By listening to the hundreds of hedge fund clients that we have and solving the pain points they experience, we have developed a platform that is uniquely suited for extracting insights from alternative data. For example, a few months ago we realized that users are not interested in data, but rather changes in data. We built a system for users to track various data points and understand when these data points are deleted, updated, or added to the system for the first time. This cuts hours from the work flows of our clients.
Fast forward five years into the future. What does the e-landscape look like for analysts? What will we be able to do then that we cannot do now? What about 15 years from now?
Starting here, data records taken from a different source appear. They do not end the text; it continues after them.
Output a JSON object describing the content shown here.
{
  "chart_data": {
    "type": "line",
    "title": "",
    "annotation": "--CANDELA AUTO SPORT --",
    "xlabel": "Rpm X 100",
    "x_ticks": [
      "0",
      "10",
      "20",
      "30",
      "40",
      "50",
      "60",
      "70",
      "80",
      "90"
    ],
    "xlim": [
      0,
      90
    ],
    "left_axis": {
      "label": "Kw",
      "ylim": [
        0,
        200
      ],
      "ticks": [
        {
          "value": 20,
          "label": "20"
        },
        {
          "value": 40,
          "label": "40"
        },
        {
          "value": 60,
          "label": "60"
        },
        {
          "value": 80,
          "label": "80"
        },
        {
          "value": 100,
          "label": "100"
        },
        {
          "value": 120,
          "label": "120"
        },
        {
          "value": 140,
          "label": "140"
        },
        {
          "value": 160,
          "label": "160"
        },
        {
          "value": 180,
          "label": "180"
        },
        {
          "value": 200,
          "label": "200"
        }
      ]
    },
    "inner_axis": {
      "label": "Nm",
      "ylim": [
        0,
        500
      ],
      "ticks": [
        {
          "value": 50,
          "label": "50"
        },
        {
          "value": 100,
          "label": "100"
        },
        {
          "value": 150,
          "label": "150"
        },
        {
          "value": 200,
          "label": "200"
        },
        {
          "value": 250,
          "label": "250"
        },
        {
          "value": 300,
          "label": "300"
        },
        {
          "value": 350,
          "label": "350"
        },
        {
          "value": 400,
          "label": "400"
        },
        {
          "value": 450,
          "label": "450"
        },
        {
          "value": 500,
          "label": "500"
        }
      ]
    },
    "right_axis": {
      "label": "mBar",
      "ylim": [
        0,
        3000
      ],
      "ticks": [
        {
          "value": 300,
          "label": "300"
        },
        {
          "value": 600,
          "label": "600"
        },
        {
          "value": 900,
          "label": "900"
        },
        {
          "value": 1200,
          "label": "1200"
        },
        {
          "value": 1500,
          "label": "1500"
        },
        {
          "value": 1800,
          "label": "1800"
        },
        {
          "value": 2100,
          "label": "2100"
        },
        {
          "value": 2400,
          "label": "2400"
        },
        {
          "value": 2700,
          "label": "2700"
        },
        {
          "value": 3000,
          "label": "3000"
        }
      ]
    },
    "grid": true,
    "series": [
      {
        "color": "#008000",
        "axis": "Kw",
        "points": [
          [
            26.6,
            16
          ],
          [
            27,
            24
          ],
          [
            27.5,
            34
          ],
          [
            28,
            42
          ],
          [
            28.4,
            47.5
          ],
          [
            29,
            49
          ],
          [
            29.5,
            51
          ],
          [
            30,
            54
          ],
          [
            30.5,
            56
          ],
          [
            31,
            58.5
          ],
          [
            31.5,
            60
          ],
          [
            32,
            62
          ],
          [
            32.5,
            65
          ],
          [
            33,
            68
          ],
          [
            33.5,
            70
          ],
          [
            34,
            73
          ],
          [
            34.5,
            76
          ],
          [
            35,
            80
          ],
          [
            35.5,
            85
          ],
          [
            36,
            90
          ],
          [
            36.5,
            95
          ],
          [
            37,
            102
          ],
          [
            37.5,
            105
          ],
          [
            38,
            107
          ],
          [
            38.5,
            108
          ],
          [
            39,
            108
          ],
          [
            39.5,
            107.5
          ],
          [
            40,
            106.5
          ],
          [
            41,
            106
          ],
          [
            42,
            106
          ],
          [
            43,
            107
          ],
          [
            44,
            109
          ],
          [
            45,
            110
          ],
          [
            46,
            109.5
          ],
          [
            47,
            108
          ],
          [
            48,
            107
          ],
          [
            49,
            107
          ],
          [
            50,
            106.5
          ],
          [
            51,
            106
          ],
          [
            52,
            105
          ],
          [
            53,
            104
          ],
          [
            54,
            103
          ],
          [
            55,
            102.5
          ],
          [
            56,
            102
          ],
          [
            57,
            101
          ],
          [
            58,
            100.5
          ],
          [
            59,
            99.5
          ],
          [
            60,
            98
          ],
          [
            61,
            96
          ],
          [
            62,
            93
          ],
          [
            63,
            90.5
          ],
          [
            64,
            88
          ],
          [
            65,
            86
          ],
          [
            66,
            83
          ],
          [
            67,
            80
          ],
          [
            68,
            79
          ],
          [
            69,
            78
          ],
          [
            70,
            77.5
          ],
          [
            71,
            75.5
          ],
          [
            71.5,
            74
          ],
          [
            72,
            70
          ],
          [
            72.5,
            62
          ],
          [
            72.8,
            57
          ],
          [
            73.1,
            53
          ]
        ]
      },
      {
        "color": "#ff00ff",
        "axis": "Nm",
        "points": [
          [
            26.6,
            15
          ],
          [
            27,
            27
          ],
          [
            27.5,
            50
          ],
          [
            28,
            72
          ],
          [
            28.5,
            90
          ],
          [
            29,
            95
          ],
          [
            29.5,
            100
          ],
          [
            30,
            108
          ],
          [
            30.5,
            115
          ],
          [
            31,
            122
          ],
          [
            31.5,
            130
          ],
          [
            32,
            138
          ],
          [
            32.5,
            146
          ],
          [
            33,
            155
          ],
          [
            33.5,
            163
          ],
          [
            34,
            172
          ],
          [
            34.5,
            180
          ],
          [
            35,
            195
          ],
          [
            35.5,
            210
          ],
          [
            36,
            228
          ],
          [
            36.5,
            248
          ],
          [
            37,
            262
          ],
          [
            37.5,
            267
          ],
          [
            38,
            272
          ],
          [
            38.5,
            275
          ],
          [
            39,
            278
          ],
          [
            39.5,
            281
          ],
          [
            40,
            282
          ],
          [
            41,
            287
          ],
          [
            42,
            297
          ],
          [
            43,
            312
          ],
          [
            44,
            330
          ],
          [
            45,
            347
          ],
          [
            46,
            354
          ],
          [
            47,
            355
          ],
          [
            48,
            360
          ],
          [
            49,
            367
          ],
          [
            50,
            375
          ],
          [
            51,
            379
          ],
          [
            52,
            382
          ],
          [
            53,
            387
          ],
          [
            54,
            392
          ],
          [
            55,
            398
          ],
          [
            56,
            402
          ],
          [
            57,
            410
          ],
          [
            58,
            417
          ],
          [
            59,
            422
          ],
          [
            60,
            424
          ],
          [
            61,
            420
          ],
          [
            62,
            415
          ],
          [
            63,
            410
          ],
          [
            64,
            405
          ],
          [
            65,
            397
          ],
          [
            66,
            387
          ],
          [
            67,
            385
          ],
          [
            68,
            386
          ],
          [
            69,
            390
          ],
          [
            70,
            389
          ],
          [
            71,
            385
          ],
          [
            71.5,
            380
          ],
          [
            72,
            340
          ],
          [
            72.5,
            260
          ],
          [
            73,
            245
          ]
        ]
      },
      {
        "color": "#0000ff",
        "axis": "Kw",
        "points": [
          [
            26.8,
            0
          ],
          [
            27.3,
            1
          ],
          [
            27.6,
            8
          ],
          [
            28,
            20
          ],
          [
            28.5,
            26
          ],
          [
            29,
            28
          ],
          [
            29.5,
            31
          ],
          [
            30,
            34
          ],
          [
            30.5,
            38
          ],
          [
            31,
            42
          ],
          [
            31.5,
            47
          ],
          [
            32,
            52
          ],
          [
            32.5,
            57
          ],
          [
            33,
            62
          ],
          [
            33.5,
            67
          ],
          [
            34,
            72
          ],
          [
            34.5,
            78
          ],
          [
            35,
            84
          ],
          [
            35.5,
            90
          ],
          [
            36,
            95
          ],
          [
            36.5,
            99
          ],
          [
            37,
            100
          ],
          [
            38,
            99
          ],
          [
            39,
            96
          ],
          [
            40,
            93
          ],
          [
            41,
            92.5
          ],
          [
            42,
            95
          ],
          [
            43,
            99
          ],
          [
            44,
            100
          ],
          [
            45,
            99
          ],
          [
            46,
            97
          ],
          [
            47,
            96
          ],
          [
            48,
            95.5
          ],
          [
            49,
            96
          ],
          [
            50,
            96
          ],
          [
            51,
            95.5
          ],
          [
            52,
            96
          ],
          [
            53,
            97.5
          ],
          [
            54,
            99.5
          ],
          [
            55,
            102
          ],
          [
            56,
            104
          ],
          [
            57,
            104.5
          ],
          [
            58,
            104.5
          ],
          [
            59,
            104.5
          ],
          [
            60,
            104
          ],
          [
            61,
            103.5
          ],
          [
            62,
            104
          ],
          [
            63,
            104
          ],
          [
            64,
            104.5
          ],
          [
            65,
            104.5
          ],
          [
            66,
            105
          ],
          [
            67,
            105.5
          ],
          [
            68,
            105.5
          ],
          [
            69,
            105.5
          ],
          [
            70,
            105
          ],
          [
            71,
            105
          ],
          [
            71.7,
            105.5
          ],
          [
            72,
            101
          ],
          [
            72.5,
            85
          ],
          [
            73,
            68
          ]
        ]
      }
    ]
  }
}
The first trend is the spread of high finance to the small business sector. The most important problem any post-subsistence society has to solve is how to most efficiently allocate its resources. As more business activity comes online, financial analysts would be able to deploy their skills to help a larger set of companies operate more efficiently. In the past cycles, we have seen investment banks gain scale by aggressively going after non-Fortune 500 clients. Private equity firms have also been able to extract more value from companies in a wide array of industries. This trend will accelerate as information about the majority of human commercial activity comes online in the next five years. A farmer in China will determine whether he wants to allocate crop space to plant tomatoes or potatoes using the most sophisticated tools available via an internet connection. We are already seeing trends where the web is leading the way in alternative lending. The biggest investment banks and asset managers have become focused on building consumer facing businesses to open the door to a wider array of clients and capture this opportunity.
The second trend is the rise of automation. As the amount of data to be analyzed increases exponentially, we are seeing an increase in returns on automation. Engineers will train machines to take on the manual tasks that analysts now spend many hours on. Over time, the software for automating these tasks will become more sophisticated and get to an inflection point where artificial intelligence will not only answer questions better than any human could, but ask more relevant questions as well. Humans would still be needed to set economic policy and figure out new avenues to deploy this analytical technology.